F4 Crash Site Revisited

I returned to the F-4 crash site to show John and his boys the debris field. I've been there once before back in July of 2008. Here's my previous blog post for that visit.

The Land Rover was able to drive up the sandy hill at the end of the trip. The sand was pretty deep; maybe 6 or 7 inches. I used the LR3's "sand mode" and it bogged down to the point where I had the gas floored but the wheels were barely turning and I was still creeping up the hill. Definitely a new experience for me. On my previous trip, I left my MDX at the bottom and walked up.

We found far fewer pieces than was there on my last visit. You can see some of that by comparing the photos from my previous post to these. The jet reportedly crashed in 1964 and the pilot ejected safely. The remaining debris still sparks your curiosity. Some pieces are remarkably light weight. Maybe they're made of titanium or aluminum or other metals. John's boys enjoyed searching around. Unfortunately, this time of year has the plants budding with burrs that release tiny spinter-like things that are extremely itchy and hard to remove from your skin.

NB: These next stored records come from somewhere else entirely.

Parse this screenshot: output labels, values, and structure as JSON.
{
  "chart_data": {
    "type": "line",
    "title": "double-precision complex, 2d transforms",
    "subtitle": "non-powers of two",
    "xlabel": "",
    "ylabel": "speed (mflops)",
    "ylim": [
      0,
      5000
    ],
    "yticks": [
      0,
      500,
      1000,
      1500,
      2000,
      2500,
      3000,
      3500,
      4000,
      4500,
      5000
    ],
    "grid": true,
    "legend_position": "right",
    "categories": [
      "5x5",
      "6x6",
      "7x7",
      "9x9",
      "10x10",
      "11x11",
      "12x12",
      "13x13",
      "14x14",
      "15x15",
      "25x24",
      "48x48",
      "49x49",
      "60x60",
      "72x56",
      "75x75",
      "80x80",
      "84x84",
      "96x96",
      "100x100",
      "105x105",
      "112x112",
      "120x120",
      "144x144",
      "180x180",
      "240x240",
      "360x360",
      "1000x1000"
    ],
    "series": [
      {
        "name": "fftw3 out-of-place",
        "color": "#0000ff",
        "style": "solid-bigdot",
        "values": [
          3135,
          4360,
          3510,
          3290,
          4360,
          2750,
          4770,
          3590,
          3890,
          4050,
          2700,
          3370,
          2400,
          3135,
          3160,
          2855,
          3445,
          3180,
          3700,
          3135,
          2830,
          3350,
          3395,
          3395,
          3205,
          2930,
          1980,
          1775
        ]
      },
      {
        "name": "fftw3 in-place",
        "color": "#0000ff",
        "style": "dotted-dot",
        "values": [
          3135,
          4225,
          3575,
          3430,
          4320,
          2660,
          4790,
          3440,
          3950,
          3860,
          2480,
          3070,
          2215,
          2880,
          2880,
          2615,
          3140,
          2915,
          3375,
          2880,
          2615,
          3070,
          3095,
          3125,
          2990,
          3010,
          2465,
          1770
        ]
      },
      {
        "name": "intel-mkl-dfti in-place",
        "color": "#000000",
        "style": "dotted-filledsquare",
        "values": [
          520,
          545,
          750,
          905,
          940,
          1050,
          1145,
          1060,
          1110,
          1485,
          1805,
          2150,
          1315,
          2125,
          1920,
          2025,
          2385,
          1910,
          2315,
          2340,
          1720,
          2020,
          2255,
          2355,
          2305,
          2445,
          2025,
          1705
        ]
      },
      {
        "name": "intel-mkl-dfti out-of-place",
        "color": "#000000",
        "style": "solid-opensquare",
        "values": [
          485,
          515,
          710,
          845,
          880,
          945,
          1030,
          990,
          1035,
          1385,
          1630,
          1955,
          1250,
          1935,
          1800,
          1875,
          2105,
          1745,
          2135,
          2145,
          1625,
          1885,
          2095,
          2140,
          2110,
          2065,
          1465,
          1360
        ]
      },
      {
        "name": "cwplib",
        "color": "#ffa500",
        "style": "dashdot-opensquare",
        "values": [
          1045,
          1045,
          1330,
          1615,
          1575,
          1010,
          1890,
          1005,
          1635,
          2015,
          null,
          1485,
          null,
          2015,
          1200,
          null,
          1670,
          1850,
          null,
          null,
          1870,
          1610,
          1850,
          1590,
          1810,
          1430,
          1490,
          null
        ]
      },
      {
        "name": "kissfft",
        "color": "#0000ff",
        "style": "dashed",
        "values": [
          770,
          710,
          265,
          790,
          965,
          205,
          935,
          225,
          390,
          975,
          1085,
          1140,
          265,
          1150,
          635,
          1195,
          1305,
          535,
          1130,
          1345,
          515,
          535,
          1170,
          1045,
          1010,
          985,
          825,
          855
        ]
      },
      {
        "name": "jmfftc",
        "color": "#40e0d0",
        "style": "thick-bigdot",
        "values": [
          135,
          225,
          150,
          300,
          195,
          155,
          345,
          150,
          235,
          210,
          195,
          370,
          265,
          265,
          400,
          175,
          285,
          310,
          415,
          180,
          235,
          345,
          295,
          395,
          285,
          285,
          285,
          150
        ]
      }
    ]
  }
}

On a sadder note, I accidentally drove over a leopard lizard that was on the trail. The little guy (about 14 inches long) didn't stand a chance against 3 tons of truck. Note: I'm not a herpetologist, and I'm just guessing at the species. But it was longer than wikipedia reports for leopards.

2 comments: said...

I have been to the F4 site five or six times over the past five years and noticed last year in early 2008 that someone is haveting the site. I am one that beleave to leave it where it lays but I guess there are those that do not.

michael said...

I totally agree. These sites are great to visit. They make me wonder about what happened and remind me of the risks associated with flying (and I'm a former GA pilot). I'm starting to appreciate that most crash site locations are not handed out like candy on the internet by those who trek to them. I did here (poorly hidden) only because it's published in Mann's book.